Enzo Pontani e Luca Pollastri, intervenuti per primi quel 25 settembre 2005 in via Ippodromo, dovranno pagare 224.512,18 euro ciascuno. Mentre Monica Segatto e Paolo Forlani, l’equipaggio della seconda volante, avranno entrambi un debito con lo Stato di 56.128,05 euro. A questo vanno aggiunti 1.778,34 euro di spese processuali
La Corte dei conti dell’Emilia Romagna ha condannato i quattro agenti responsabili del’omicidio colposo di Federico Aldrovandi a rifondere al ministero dell’Interno i quasi due milioni di euro pagati alle parti civili. La procura contabile chiedeva ai quattro poliziotti circa 1.870.000 euro, quantificato a titolo di danno erariale e danno di immagine.

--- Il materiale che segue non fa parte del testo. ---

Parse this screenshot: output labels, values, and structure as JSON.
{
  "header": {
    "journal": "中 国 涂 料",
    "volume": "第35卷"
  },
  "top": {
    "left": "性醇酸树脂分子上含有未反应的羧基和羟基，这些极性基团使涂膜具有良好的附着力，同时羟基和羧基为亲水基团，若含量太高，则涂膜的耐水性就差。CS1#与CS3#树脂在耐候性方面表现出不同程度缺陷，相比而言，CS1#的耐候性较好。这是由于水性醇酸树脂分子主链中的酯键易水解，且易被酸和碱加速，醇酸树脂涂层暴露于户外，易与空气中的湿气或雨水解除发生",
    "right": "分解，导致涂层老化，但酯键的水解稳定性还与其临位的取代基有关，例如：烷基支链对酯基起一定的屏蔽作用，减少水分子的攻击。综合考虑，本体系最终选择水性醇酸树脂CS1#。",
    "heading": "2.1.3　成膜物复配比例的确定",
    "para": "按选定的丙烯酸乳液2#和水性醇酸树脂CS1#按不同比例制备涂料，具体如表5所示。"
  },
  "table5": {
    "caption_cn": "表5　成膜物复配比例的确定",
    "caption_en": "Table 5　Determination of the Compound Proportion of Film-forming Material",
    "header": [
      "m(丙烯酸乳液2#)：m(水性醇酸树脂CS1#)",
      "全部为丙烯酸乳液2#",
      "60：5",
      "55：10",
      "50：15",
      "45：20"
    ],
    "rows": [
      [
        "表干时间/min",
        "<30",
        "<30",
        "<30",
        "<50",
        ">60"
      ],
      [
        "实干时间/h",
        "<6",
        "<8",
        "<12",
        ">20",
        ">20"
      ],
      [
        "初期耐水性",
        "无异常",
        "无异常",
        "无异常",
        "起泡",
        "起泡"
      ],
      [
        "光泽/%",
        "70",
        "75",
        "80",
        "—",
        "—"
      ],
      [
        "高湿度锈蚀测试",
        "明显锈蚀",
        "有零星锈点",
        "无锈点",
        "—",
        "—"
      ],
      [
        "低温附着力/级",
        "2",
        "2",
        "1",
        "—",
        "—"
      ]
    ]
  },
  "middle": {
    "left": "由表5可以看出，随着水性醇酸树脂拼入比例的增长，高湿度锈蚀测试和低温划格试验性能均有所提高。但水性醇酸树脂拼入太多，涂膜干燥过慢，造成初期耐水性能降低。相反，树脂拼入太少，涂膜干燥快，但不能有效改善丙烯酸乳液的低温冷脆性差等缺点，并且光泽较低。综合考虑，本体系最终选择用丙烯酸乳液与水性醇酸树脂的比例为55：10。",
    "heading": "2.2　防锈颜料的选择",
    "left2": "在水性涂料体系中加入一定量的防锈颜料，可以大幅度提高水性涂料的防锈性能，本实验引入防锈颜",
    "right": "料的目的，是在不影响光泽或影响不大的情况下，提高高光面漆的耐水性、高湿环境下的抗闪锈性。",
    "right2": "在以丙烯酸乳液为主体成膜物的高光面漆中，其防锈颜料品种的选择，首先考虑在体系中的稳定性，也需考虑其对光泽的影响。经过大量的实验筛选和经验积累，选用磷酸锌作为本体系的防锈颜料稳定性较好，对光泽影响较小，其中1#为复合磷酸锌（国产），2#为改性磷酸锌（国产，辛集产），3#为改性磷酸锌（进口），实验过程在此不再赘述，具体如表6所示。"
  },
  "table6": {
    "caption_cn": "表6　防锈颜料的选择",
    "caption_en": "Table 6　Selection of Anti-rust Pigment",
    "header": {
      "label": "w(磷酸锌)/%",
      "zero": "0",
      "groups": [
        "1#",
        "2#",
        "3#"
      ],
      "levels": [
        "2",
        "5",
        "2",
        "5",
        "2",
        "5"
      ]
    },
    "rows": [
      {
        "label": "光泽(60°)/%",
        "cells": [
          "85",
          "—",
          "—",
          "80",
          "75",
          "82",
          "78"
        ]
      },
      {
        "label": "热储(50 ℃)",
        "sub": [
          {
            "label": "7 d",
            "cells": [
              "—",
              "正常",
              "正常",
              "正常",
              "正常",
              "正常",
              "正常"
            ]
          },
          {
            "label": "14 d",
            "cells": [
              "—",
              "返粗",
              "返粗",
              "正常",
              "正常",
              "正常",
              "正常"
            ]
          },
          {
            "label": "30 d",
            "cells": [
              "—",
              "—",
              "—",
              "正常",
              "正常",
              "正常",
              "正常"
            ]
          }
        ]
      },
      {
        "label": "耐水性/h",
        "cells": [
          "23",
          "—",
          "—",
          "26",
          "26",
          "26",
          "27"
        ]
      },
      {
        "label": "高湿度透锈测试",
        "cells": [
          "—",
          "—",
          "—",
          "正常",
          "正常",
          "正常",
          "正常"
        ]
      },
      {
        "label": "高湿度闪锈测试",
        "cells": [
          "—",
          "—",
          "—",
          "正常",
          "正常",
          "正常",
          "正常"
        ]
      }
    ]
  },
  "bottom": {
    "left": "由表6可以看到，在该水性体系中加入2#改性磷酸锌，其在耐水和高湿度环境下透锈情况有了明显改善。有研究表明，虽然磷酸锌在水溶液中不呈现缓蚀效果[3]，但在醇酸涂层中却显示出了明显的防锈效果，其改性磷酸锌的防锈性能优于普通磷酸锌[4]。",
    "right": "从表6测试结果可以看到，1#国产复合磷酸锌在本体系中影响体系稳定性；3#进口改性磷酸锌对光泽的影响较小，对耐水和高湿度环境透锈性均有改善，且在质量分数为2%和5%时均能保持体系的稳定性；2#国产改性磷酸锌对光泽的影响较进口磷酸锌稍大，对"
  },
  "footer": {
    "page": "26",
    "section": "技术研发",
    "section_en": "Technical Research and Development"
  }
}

I giudici Luigi Di Murro (presidente), Francesco Pagliara e Massimo Chirieleison hanno però modificato in sede di verdetto sia la somma totale richiesta sia il quantum per ciascuno dei convenuti. Anziché restituire ognuno l’identica somma di 467mila euro, la Corte ha diversificato il danno in rapporto alla tempistica dell’intervento. Enzo Pontani e Luca Pollastri, intervenuti per primi quel 25 settembre 2005 in via Ippodromo, dovranno pagare 224.512,18 euro ciascuno.
Monica Segatto e Paolo Forlani, l’equipaggio della seconda volante che ha preso parte alla seconda colluttazione, avranno entrambi un debito con lo Stato di 56.128,05 euro. A questo vanno aggiunti 1.778,34 euro di spese processuali. Il collegio conferma nelle sue valutazioni la “colpa grave” degli agenti, che è consistita nella mancata richiesta di intervento del 118, nella violenta colluttazione (avvenuta “con palese e manifesto eccesso dei limiti del legittimo intervento di polizia, accertato dalla incontestabile superiorità numerica, nelle ripetute e prolungate percosse con il ricorso all’uso di manganelli — due dei quali spezzati per l’abnormità dell’intervento — e nella prosecuzione della colluttazione anche dopo l’immobilizzazione a terra del giovane”), nell’omissione delle prime cure urgenti in favore del giovane (“nonostante la invocazione di aiuto proveniente dal medesimo con l’invito espresso a cessare dall’aggressione”) e nella “prosecuzione della colluttazione della vittima in posizione prona, la quale lo ha reso agonizzante per le difficoltà respiratorie”. La riduzione della richiesta risarcitoria, ridotta a un terzo del totale (561.280,47 euro ripartiti nella misura dell’80% tra Pollastri e Pontani e il restante 20% tra Segatto e Forlani), è dovuta invece al riconoscimento di circostanze oggettive e soggettive. Vale a dire l’inadeguata organizzazione del servizio imputabile al Ministero, gli ottimi precedenti di carriera, la forte tensione emotiva, il contesto operativo difficile.
“È una notizia positiva, non è una questione di cifre” è il commento di Patrizia Moretti, secondo la quale “quello che conta, come nelle altre sentenze, non è l’entità ma il riconoscimento delle responsabilità”. È un “passo in avanti” secondo la madre del ragazzo anche il fatto “che si riconosca la necessità di entrare nel merito della formazione delle forze dell’ordine e nel controllo delle loro azioni. La formazione non può interrompersi mai”. Per Fabio Anselmo, l’avvocato che ha seguito il primo grado del processo penale e che ha seguito anche i casi Cucchi, Rasman, Uva e Magherini, la sentenza “lancia un vero e proprio monito nei confronti di coloro che hanno la responsabilità della preparazione, organizzazione e formazione delle forze dell’ordine”. E questo “senza in alcun modo sminuire, né avrebbe potuto esserlo, la gravità dei fatti già accertati dal giudice penale. La condanna – pur cospicua – viene economicamente ridotta a fronte del riconoscimento di una indubbia responsabilità del Ministero in tema di mancanza di preparazione, organizzazione e formazione degli agenti. Non si può più parlare di mele marce ma di un problema ben più ampio”.
Una “sentenza straordinaria”, pur se per motivi diversi, anche per Eugenio Pini, legale della Segatto, “in quanto ha ridotto la pretesa economica avanzata nei confronti della mia assistita di ben 9/10”. Sentenza straordinaria “ma anche coraggiosa, perché ha riconosciuto la responsabilità dell’amministrazione dell’evento attribuendogli i tre quarti della colpa. Questo deve essere un ulteriore impulso per giungere urgentemente a garantire concretamente la sicurezza degli operatori e dei cittadini in casi simili. Spero che questa sentenza possa anche consentire il riavvicinamento delle parti e dare serenità a tutte le forze dell’ordine che quotidianamente sono impegnate per la sicurezza dei cittadini”.